A descentralização do atendimento é outro grande desafio, pois as equipes de atenção primária têm grande rotatividade. É essencial manter as capacitações contínuas das equipes de saúde da família e demais profissionais de saúde da atenção básica, para que estes se habilitem a fazerem um diagnóstico precoce. Além destas, são fundamentais outras ações de controle como o exame dos contactantes dos pacientes, a realização do teste rápido que identifica os contatos com maior chance de adoecer e a aplicação da vacina BCG.
Quais são as metas da Estratégia Nacional para Enfrentamento à Hanseníase? O que falta para o Brasil alcançar a meta de eliminação da hanseníase como problema de saúde pública?
Marilda Andrade: Segundo o novo plano, a capacitação de profissionais, o diagnóstico precoce e a divulgação dos sinais e sintomas pela mídia são estratégias constantes, bem como as campanhas locais através do Movimento de Reintegração das Pessoas Atingidas pela Hanseníase (Morhan).
No entanto, a avaliação clínica ainda é frágil, visto que muitos recém-formados ainda desconhecem sinais e sintomas. Por isso, a ampla divulgação da hanseníase nos campos de formação, o fortalecimento da capacitação técnica para o diagnóstico precoce e o acompanhamento seguro do cliente serão etapas futuras a perseguir e evoluir.
Há lições de outros países que o Brasil poderia adotar no enfrentamento da hanseníase?
Marilda Andrade: Os países que mais possuem casos são o Brasil e a Índia, e, nestes, as ações são semelhantes. O apoio internacional das ONGs ajudam, mas são as ações governamentais que desenvolvem a constância no processo, principalmente a partir dos sistemas de saúde.
Qual é a importância de iniciativas como o “Janeiro Roxo” no combate ao estigma e na ampliação do acesso ao diagnóstico e tratamento da hanseníase?

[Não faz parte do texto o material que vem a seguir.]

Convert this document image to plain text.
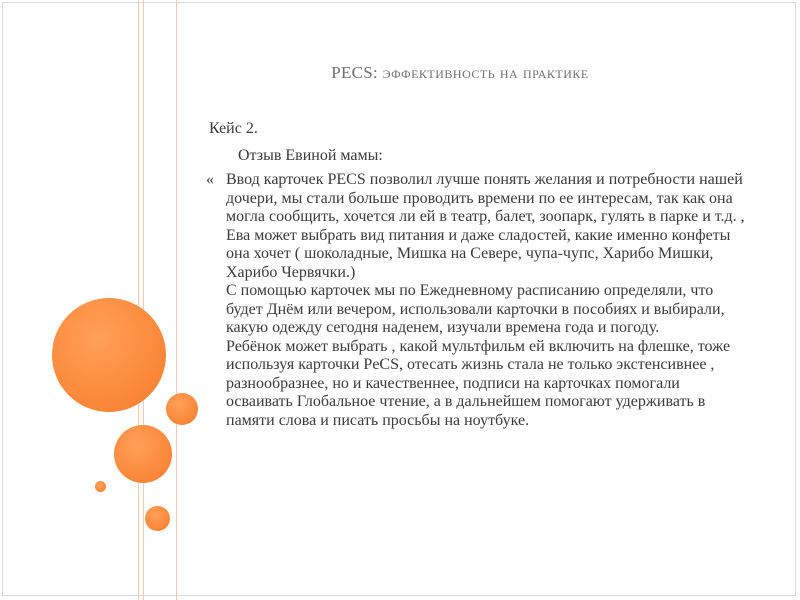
PECS: эффективность на практике
Кейс 2.
Отзыв Евиной мамы:
« Ввод карточек PECS позволил лучше понять желания и потребности нашей дочери, мы стали больше проводить времени по ее интересам, так как она могла сообщить, хочется ли ей в театр, балет, зоопарк, гулять в парке и т.д. , Ева может выбрать вид питания и даже сладостей, какие именно конфеты она хочет ( шоколадные, Мишка на Севере, чупа-чупс, Харибо Мишки, Харибо Червячки.)

С помощью карточек мы по Ежедневному расписанию определяли, что будет Днём или вечером, использовали карточки в пособиях и выбирали, какую одежду сегодня наденем, изучали времена года и погоду.

Ребёнок может выбрать , какой мультфильм ей включить на флешке, тоже используя карточки PeCS, отесать жизнь стала не только экстенсивнее , разнообразнее, но и качественнее, подписи на карточках помогали осваивать Глобальное чтение, а в дальнейшем помогают удерживать в памяти слова и писать просьбы на ноутбуке.
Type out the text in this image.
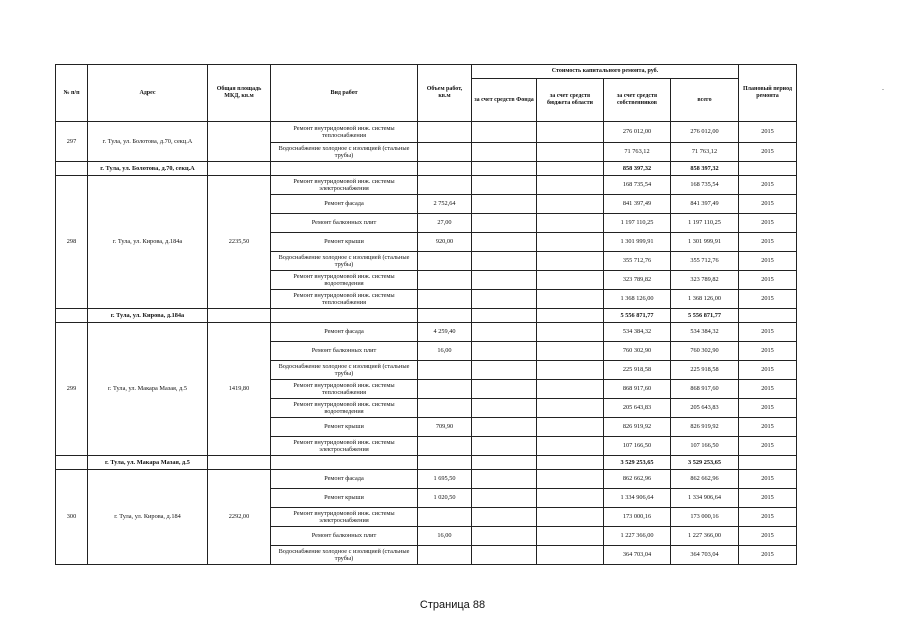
№ п/п	Адрес	Общая площадь МКД, кв.м	Вид работ	Объем работ, кв.м	Стоимость капитального ремонта, руб.				Плановый период ремонта
					за счет средств Фонда	за счет средств бюджета области	за счет средств собственников	всего	
297	г. Тула, ул. Болотова, д.70, секц.А		Ремонт внутридомовой инж. системы теплоснабжения				276 012,00	276 012,00	2015
			Водоснабжение холодное с изоляцией (стальные трубы)				71 763,12	71 763,12	2015
	г. Тула, ул. Болотова, д.70, секц.А						858 397,32	858 397,32	
298	г. Тула, ул. Кирова, д.184а	2235,50	Ремонт внутридомовой инж. системы электроснабжения				168 735,54	168 735,54	2015
			Ремонт фасада	2 752,64			841 397,49	841 397,49	2015
			Ремонт балконных плит	27,00			1 197 110,25	1 197 110,25	2015
			Ремонт крыши	920,00			1 301 999,91	1 301 999,91	2015
			Водоснабжение холодное с изоляцией (стальные трубы)				355 712,76	355 712,76	2015
			Ремонт внутридомовой инж. системы водоотведения				323 789,82	323 789,82	2015
			Ремонт внутридомовой инж. системы теплоснабжения				1 368 126,00	1 368 126,00	2015
	г. Тула, ул. Кирова, д.184а						5 556 871,77	5 556 871,77	
299	г. Тула, ул. Макара Мазая, д.5	1419,80	Ремонт фасада	4 259,40			534 384,32	534 384,32	2015
			Ремонт балконных плит	16,00			760 302,90	760 302,90	2015
			Водоснабжение холодное с изоляцией (стальные трубы)				225 918,58	225 918,58	2015
			Ремонт внутридомовой инж. системы теплоснабжения				868 917,60	868 917,60	2015
			Ремонт внутридомовой инж. системы водоотведения				205 643,83	205 643,83	2015
			Ремонт крыши	709,90			826 919,92	826 919,92	2015
			Ремонт внутридомовой инж. системы электроснабжения				107 166,50	107 166,50	2015
	г. Тула, ул. Макара Мазая, д.5						3 529 253,65	3 529 253,65	
300	г. Тула, ул. Кирова, д.184	2292,00	Ремонт фасада	1 695,50			862 662,96	862 662,96	2015
			Ремонт крыши	1 020,50			1 334 906,64	1 334 906,64	2015
			Ремонт внутридомовой инж. системы электроснабжения				173 000,16	173 000,16	2015
			Ремонт балконных плит	16,00			1 227 366,00	1 227 366,00	2015
			Водоснабжение холодное с изоляцией (стальные трубы)				364 703,04	364 703,04	2015
-
Страница 88
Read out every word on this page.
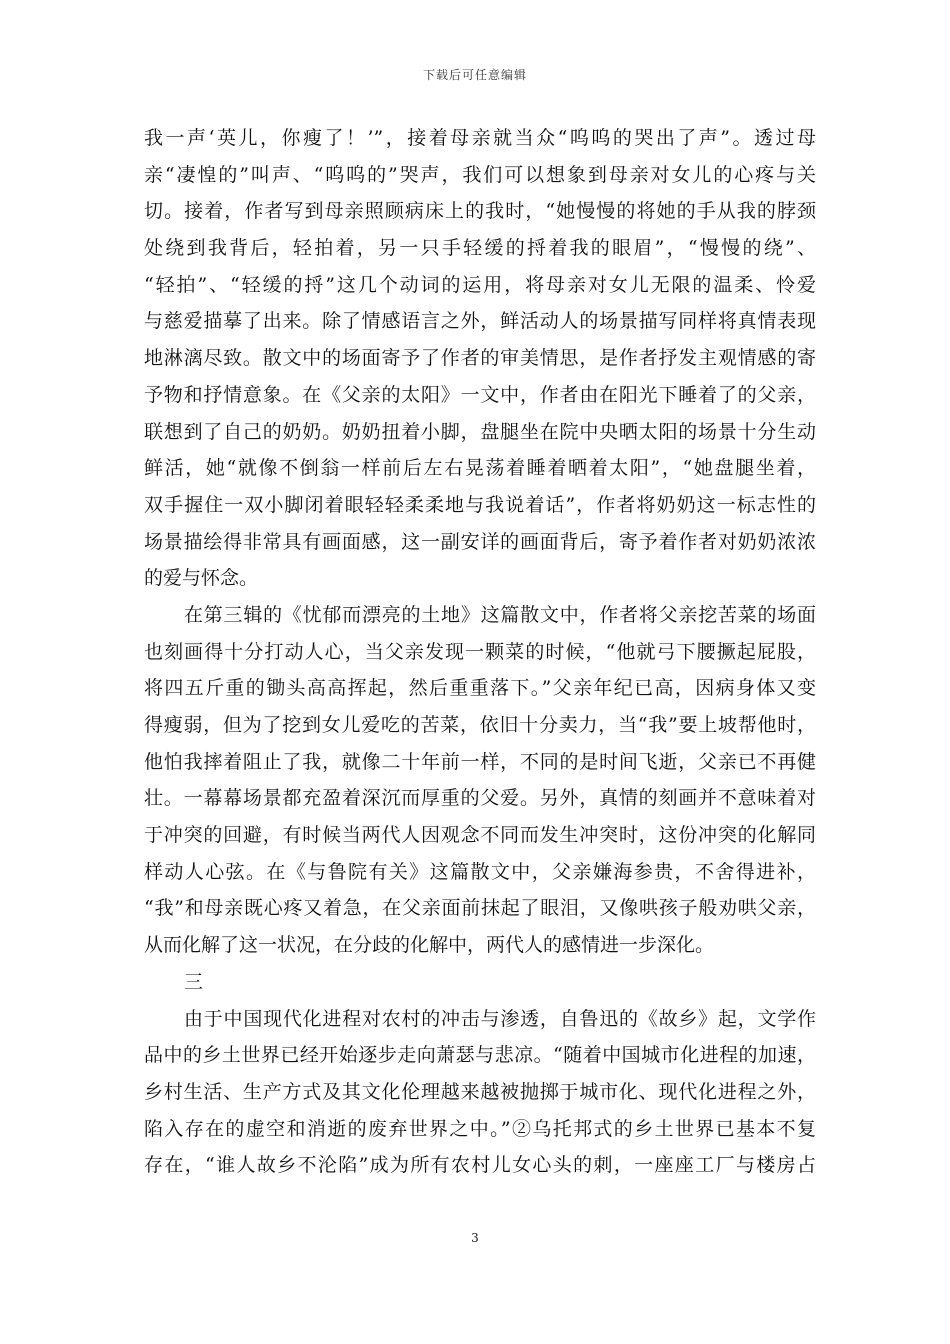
下载后可任意编辑
我一声‘英儿，你瘦了！’”，接着母亲就当众“呜呜的哭出了声”。透过母
亲“凄惶的”叫声、“呜呜的”哭声，我们可以想象到母亲对女儿的心疼与关
切。接着，作者写到母亲照顾病床上的我时，“她慢慢的将她的手从我的脖颈
处绕到我背后，轻拍着，另一只手轻缓的捋着我的眼眉”，“慢慢的绕”、
“轻拍”、“轻缓的捋”这几个动词的运用，将母亲对女儿无限的温柔、怜爱
与慈爱描摹了出来。除了情感语言之外，鲜活动人的场景描写同样将真情表现
地淋漓尽致。散文中的场面寄予了作者的审美情思，是作者抒发主观情感的寄
予物和抒情意象。在《父亲的太阳》一文中，作者由在阳光下睡着了的父亲，
联想到了自己的奶奶。奶奶扭着小脚，盘腿坐在院中央晒太阳的场景十分生动
鲜活，她“就像不倒翁一样前后左右晃荡着睡着晒着太阳”，“她盘腿坐着，
双手握住一双小脚闭着眼轻轻柔柔地与我说着话”，作者将奶奶这一标志性的
场景描绘得非常具有画面感，这一副安详的画面背后，寄予着作者对奶奶浓浓
的爱与怀念。
在第三辑的《忧郁而漂亮的土地》这篇散文中，作者将父亲挖苦菜的场面
也刻画得十分打动人心，当父亲发现一颗菜的时候，“他就弓下腰撅起屁股，
将四五斤重的锄头高高挥起，然后重重落下。”父亲年纪已高，因病身体又变
得瘦弱，但为了挖到女儿爱吃的苦菜，依旧十分卖力，当“我”要上坡帮他时，
他怕我摔着阻止了我，就像二十年前一样，不同的是时间飞逝，父亲已不再健
壮。一幕幕场景都充盈着深沉而厚重的父爱。另外，真情的刻画并不意味着对
于冲突的回避，有时候当两代人因观念不同而发生冲突时，这份冲突的化解同
样动人心弦。在《与鲁院有关》这篇散文中，父亲嫌海参贵，不舍得进补，
“我”和母亲既心疼又着急，在父亲面前抹起了眼泪，又像哄孩子般劝哄父亲，
从而化解了这一状况，在分歧的化解中，两代人的感情进一步深化。
三
由于中国现代化进程对农村的冲击与渗透，自鲁迅的《故乡》起，文学作
品中的乡土世界已经开始逐步走向萧瑟与悲凉。“随着中国城市化进程的加速，
乡村生活、生产方式及其文化伦理越来越被抛掷于城市化、现代化进程之外，
陷入存在的虚空和消逝的废弃世界之中。”②乌托邦式的乡土世界已基本不复
存在，“谁人故乡不沦陷”成为所有农村儿女心头的刺，一座座工厂与楼房占
3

Sandra Durães: A campanha colabora para que, a partir da mídia, se desfaçam os mitos e seja possível divulgar os sinais e sintomas da doença. O impacto também chega aos pacientes, pois estes podem constatar que outras pessoas também estão se tratando da hanseníase. Além disso, é mais uma oportunidade para esclarecer dúvidas e reforçar os conhecimentos sobre a necessidade de manter a regularidade do tratamento e a importância do exame de contatos.